8vsb is actually an amplitude modulated signal with 8 different legal "amplitude" steps. At each sampling point, the signal is supposed to be at one of those steps. If you feed an 8vsb signal into an oscilloscope with the sampling point being the trigger, you get the classic "eye" diagram. You'll see just a slew of noise, but every so often (at the sampling points), you'll see clear "eyes" open up where the signal settles down to one of those 8 amplitude steps.
Since there are 8 steps, that's 3 bits (2^3=8). So each sampling point represents a "symbol" of 3 bits. The baud rate (symbols per second) is about 10 megabaud. This is because the Nyquist filtering - to cram the whole thing inside of a bandwidth of a little more than 5 MHz, the maximum sampling rate you can use for a digital signal is a little more than 10 megabaud. Since there's 3 bits per symbol that's ~30 megabits per second. But not every progression of one symbol to the next is legal. Trellis coding is done to dictate the symbol progression. Think of trellis coding as a dance: if you just moved your right foot, you can't move it again until you move your left foot.
Anyway, a visual representation of the digital cliff effect would be how "open" those eyes are. That is, how easy is it to tell which of the 8 amplitude levels the signal is at when a sampling period happens. A good, solid signal will pigeonhole the signal perfectly in one of the 8 spots, making it easy for the trellis decoder to follow along. When the signal smears out, the trellis decoder has to follow a few steps of the dance to see which levels were the actual ones being used. Do that too much and the trellis decoder can be lead down the wrong path and lose synchronization, forcing it to start over.
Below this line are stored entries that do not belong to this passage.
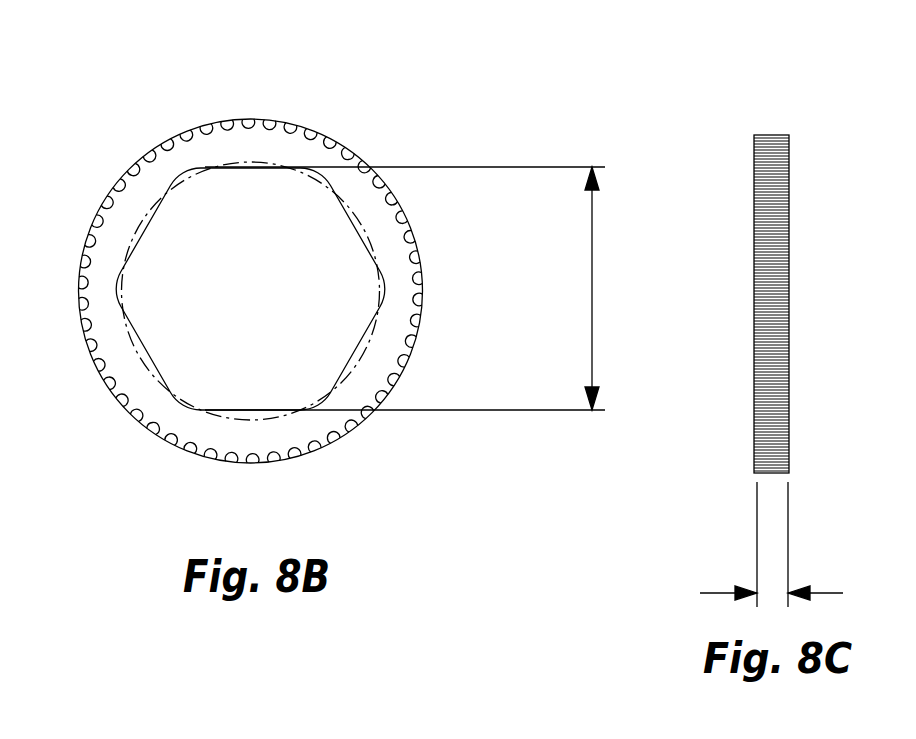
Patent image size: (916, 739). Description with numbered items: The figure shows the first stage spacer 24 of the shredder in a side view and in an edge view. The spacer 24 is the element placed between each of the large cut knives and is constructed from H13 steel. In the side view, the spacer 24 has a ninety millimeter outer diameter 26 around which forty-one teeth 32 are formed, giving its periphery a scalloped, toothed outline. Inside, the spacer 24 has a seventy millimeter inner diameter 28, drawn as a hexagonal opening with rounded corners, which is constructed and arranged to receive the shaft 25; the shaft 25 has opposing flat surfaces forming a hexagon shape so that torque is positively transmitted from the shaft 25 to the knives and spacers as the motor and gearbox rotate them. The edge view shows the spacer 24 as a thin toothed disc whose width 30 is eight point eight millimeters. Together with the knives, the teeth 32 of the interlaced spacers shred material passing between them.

In FIG. 8B, the spacer 24 is at (376, 265).
In FIG. 8C, the spacer 24 is at (808, 215).
In FIG. 8B, the shaft 25 is at (210, 376).
In FIG. 8B, the outer diameter 26 is at (183, 114).
In FIG. 8B, the inner diameter 28 is at (593, 274).
In FIG. 8C, the width 30 is at (717, 591).
In FIG. 8B, the teeth 32 is at (306, 118).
> It would then seem that as far as the TV tuner is concerned a peak level (1 bits) must be high enough in amplitude to be above the 'cliff'. Therefore the receiver does not care that the digital signal has an average power that may or may not be higher than that of an analog signal. PG&E however probably does.
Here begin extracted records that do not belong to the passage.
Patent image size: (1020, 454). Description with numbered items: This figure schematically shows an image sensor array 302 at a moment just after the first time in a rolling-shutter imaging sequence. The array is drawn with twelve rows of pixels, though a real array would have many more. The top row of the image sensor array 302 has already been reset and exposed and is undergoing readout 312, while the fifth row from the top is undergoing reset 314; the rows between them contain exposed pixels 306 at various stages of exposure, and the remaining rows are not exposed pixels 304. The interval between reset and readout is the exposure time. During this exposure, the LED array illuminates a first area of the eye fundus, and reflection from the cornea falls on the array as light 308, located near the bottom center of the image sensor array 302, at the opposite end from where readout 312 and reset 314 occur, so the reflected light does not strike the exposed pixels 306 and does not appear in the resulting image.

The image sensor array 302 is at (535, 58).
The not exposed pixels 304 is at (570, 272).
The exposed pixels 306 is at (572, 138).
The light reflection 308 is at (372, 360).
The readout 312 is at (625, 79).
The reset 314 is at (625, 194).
> Multipath; If the ratio of reflected signal to direct signal is determined by physical objects in the local environment, how would that change if the transmitted ERP is increased?? Logically it would not.
The ratio would not increase, but when any signal (main or reflection) gets low enough, it merges into the noise floor, whereupon it no longer has any impact on reception.
The other issue with high power is that the broadcasters around here operate fairly close to urban centers. Even Mt. Allison and Monument Peak are not too far away from Fremont and Milpetas. If they were to just blast out huge amounts of power, they'd wind up desensitizing local receivers, making it hard for those folks to receive other programming.
Not only that, but Sutro Tower is located in a residential neighborhood. There are RF exposure safety rules that all generators of RF have to be cognizant of (even us Amateurs have to worry about field strength if we use large amplifiers and high ERP antennas), and the folks who live around Sutro are a fairly vocal bunch of malcontents, from what I see on the web.